The “National Informal Economy Audit Report 2018”, the first such study by the Department of Community Development and Religion, released on September 10, valued the informal economy at PGK12bn ($3.5bn). This is equivalent to approximately one-fifth of GDP and some 60% of non-resource GDP.
The audit also found that 80% of the adult population was employed informally, and that informal work generates 90% of household income.
See also: The Report – Papua New Guinea 2018
Opportunities for development
While the extent of the informal economy poses challenges in terms of tax collection, among other areas, government officials noted that the audit highlights significant opportunities to drive economic development.
“[The] informal sector is a sleeping giant in the economy,” Michael Kumung, deputy secretary of the Department of National Planning and Monitoring, told media following the report’s release, adding that about 49,000 small and medium-sized enterprises (SMEs) had participated in it.
Efforts to formalise large sections of the economy would bring considerable benefits to the country, particularly in the field of tax income.
Prime Minister James Marape has underlined the importance of boosting revenue generation. During a public address in mid-September, he outlined plans to lift annual tax revenue to more than PGK15bn ($4.4bn) over the next two years, up from less than PGK10bn ($2.9bn) in recent years.
In a country with a limited revenue base and significant infrastructure needs, additional tax revenue would be crucial in funding projects designed to drive economic development.
Formalisation to benefit financial inclusion
Another expected benefit of a more formalised economy is an increase in financial inclusion.
Only a quarter of the population has access to formal bank accounts and services, and the majority of those engaged in informal employment conduct their transactions in cash.
While this figure has risen from 15% a decade ago, it remains well behind most regional counterparts. For example, the World Bank reports that the percentage of Indonesians using formal financial services stands at 48.9%.

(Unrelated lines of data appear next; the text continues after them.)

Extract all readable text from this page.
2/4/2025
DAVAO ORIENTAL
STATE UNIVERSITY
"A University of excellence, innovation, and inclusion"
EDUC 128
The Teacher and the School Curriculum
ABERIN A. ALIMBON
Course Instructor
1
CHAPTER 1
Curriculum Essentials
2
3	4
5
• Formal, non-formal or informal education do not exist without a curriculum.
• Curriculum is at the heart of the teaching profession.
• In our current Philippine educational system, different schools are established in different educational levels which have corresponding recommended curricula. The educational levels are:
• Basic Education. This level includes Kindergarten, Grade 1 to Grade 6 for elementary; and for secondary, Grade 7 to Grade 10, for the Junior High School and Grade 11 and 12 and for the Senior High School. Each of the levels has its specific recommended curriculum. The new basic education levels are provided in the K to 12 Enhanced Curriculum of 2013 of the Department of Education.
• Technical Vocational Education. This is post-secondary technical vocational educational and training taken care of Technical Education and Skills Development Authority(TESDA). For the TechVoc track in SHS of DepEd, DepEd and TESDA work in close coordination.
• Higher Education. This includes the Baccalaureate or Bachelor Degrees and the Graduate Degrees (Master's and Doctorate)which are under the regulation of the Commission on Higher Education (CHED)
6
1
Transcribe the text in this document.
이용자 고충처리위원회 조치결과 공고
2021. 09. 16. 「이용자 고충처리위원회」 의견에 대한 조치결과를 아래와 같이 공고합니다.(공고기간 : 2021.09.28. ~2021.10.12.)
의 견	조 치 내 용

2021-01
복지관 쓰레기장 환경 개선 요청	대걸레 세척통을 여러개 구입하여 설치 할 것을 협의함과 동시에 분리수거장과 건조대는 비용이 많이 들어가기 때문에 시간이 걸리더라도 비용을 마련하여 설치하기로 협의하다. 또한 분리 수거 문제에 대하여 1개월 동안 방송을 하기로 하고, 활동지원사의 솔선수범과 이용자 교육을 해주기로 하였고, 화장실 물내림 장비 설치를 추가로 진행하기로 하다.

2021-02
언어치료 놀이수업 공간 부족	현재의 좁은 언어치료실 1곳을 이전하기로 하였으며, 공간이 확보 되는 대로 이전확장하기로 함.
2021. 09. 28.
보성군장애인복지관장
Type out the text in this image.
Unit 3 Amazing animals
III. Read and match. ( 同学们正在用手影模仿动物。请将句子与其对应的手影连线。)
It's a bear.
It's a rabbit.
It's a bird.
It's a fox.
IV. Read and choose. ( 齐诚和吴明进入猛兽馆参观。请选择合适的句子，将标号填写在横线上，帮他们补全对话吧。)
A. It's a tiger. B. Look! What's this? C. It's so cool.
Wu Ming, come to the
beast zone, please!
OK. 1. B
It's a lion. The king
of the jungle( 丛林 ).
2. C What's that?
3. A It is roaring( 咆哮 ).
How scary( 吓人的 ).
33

The development of digital services and alternate forms of financial services such as mobile money has helped to bridge this gap, although progress has been slow. As of mid-2018 an estimated 9.2% of the population had access to some form of digital wallet.
Low rates of financial inclusion have long been identified by business and government figures as significant barriers to growth.
It is hoped that an increase in participation in the formal economy will naturally lead to an increase in participation in the formal banking system.
On top of granting greater financial security to individual customers, banking services provide entrepreneurs and SMEs with expanded access to credit, which can in turn drive small business growth and support economic development.
Building the informal economy
The new audit will help the government identify sections of the informal economy to target for formalisation, and builds on previous efforts to strengthen informal avenues of economic activity.
Despite being a critical element for national growth, for many years the informal economy has received little to no government support.
The most recent legislation on the subject, the National Informal Economy Policy 2011-15, highlighted the positive contribution that informal activity makes to the overall economy, and underlined the need to maximise participation in various segments of the informal economy. However, it did not call for widespread formalisation.